🤖 AI Summary
In software development, manual or scripted environment configuration is inefficient and unreliable—especially when onboarding unfamiliar Python codebases. This paper introduces Repo2Run, the first end-to-end LLM agent that fully automates environment setup: from source-code analysis and dependency inference to generating executable Dockerfiles.

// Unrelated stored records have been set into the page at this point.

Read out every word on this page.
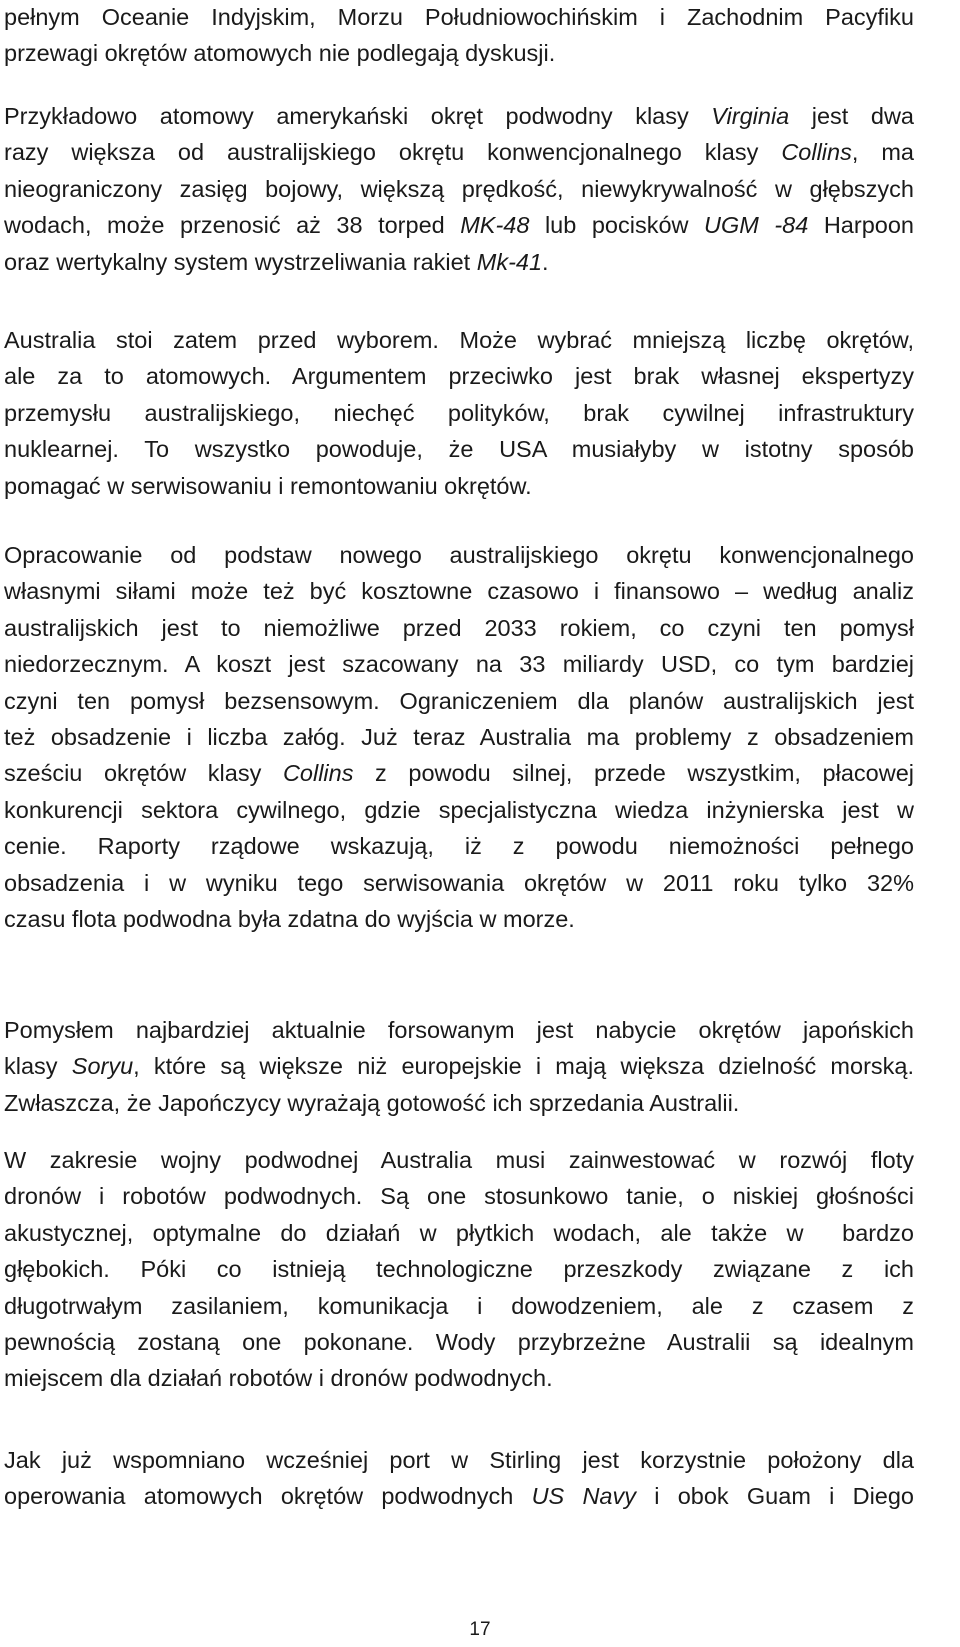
pełnym Oceanie Indyjskim, Morzu Południowochińskim i Zachodnim Pacyfiku
przewagi okrętów atomowych nie podlegają dyskusji.
Przykładowo atomowy amerykański okręt podwodny klasy Virginia jest dwa
razy większa od australijskiego okrętu konwencjonalnego klasy Collins, ma
nieograniczony zasięg bojowy, większą prędkość, niewykrywalność w głębszych
wodach, może przenosić aż 38 torped MK-48 lub pocisków UGM -84 Harpoon
oraz wertykalny system wystrzeliwania rakiet Mk-41.
Australia stoi zatem przed wyborem. Może wybrać mniejszą liczbę okrętów,
ale za to atomowych. Argumentem przeciwko jest brak własnej ekspertyzy
przemysłu australijskiego, niechęć polityków, brak cywilnej infrastruktury
nuklearnej. To wszystko powoduje, że USA musiałyby w istotny sposób
pomagać w serwisowaniu i remontowaniu okrętów.
Opracowanie od podstaw nowego australijskiego okrętu konwencjonalnego
własnymi siłami może też być kosztowne czasowo i finansowo – według analiz
australijskich jest to niemożliwe przed 2033 rokiem, co czyni ten pomysł
niedorzecznym. A koszt jest szacowany na 33 miliardy USD, co tym bardziej
czyni ten pomysł bezsensowym. Ograniczeniem dla planów australijskich jest
też obsadzenie i liczba załóg. Już teraz Australia ma problemy z obsadzeniem
sześciu okrętów klasy Collins z powodu silnej, przede wszystkim, płacowej
konkurencji sektora cywilnego, gdzie specjalistyczna wiedza inżynierska jest w
cenie. Raporty rządowe wskazują, iż z powodu niemożności pełnego
obsadzenia i w wyniku tego serwisowania okrętów w 2011 roku tylko 32%
czasu flota podwodna była zdatna do wyjścia w morze.
Pomysłem najbardziej aktualnie forsowanym jest nabycie okrętów japońskich
klasy Soryu, które są większe niż europejskie i mają większa dzielność morską.
Zwłaszcza, że Japończycy wyrażają gotowość ich sprzedania Australii.
W zakresie wojny podwodnej Australia musi zainwestować w rozwój floty
dronów i robotów podwodnych. Są one stosunkowo tanie, o niskiej głośności
akustycznej, optymalne do działań w płytkich wodach, ale także w  bardzo
głębokich. Póki co istnieją technologiczne przeszkody związane z ich
długotrwałym zasilaniem, komunikacja i dowodzeniem, ale z czasem z
pewnością zostaną one pokonane. Wody przybrzeżne Australii są idealnym
miejscem dla działań robotów i dronów podwodnych.
Jak już wspomniano wcześniej port w Stirling jest korzystnie położony dla
operowania atomowych okrętów podwodnych US Navy i obok Guam i Diego
17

Its key contributions are: (1) an atomic configuration synthesis mechanism, leveraging dual-environment isolation and rollback support to guarantee execution atomicity; and (2) a structured Dockerfile generator guided by LLM-based planning and iterative sandbox execution feedback, enabling precise translation of successful configuration steps into robust, reproducible image definitions. Evaluated on a benchmark of 420 real-world Python repositories, Repo2Run achieves an 86.0% configuration success rate—outperforming the best baseline by 63.9 percentage points.
📝 Abstract
Environment configuration is a critical yet time-consuming step in software development, especially when dealing with unfamiliar code repositories. While Large Language Models (LLMs) demonstrate the potential to accomplish software engineering tasks, existing methods for environment configuration often rely on manual efforts or fragile scripts, leading to inefficiencies and unreliable outcomes. We introduce Repo2Run, the first LLM-based agent designed to fully automate environment configuration and generate executable Dockerfiles for arbitrary Python repositories. We address two major challenges: (1) enabling the LLM agent to configure environments within isolated Docker containers, and (2) ensuring the successful configuration process is recorded and accurately transferred to a Dockerfile without error. To achieve this, we propose atomic configuration synthesis, featuring a dual-environment architecture (internal and external environment) with a rollback mechanism to prevent environment"pollution"from failed commands, guaranteeing atomic execution (execute fully or not at all) and a Dockerfile generator to transfer successful configuration steps into runnable Dockerfiles. We evaluate Repo2Run~on our proposed benchmark of 420 recent Python repositories with unit tests, where it achieves an 86.0% success rate, outperforming the best baseline by 63.9%.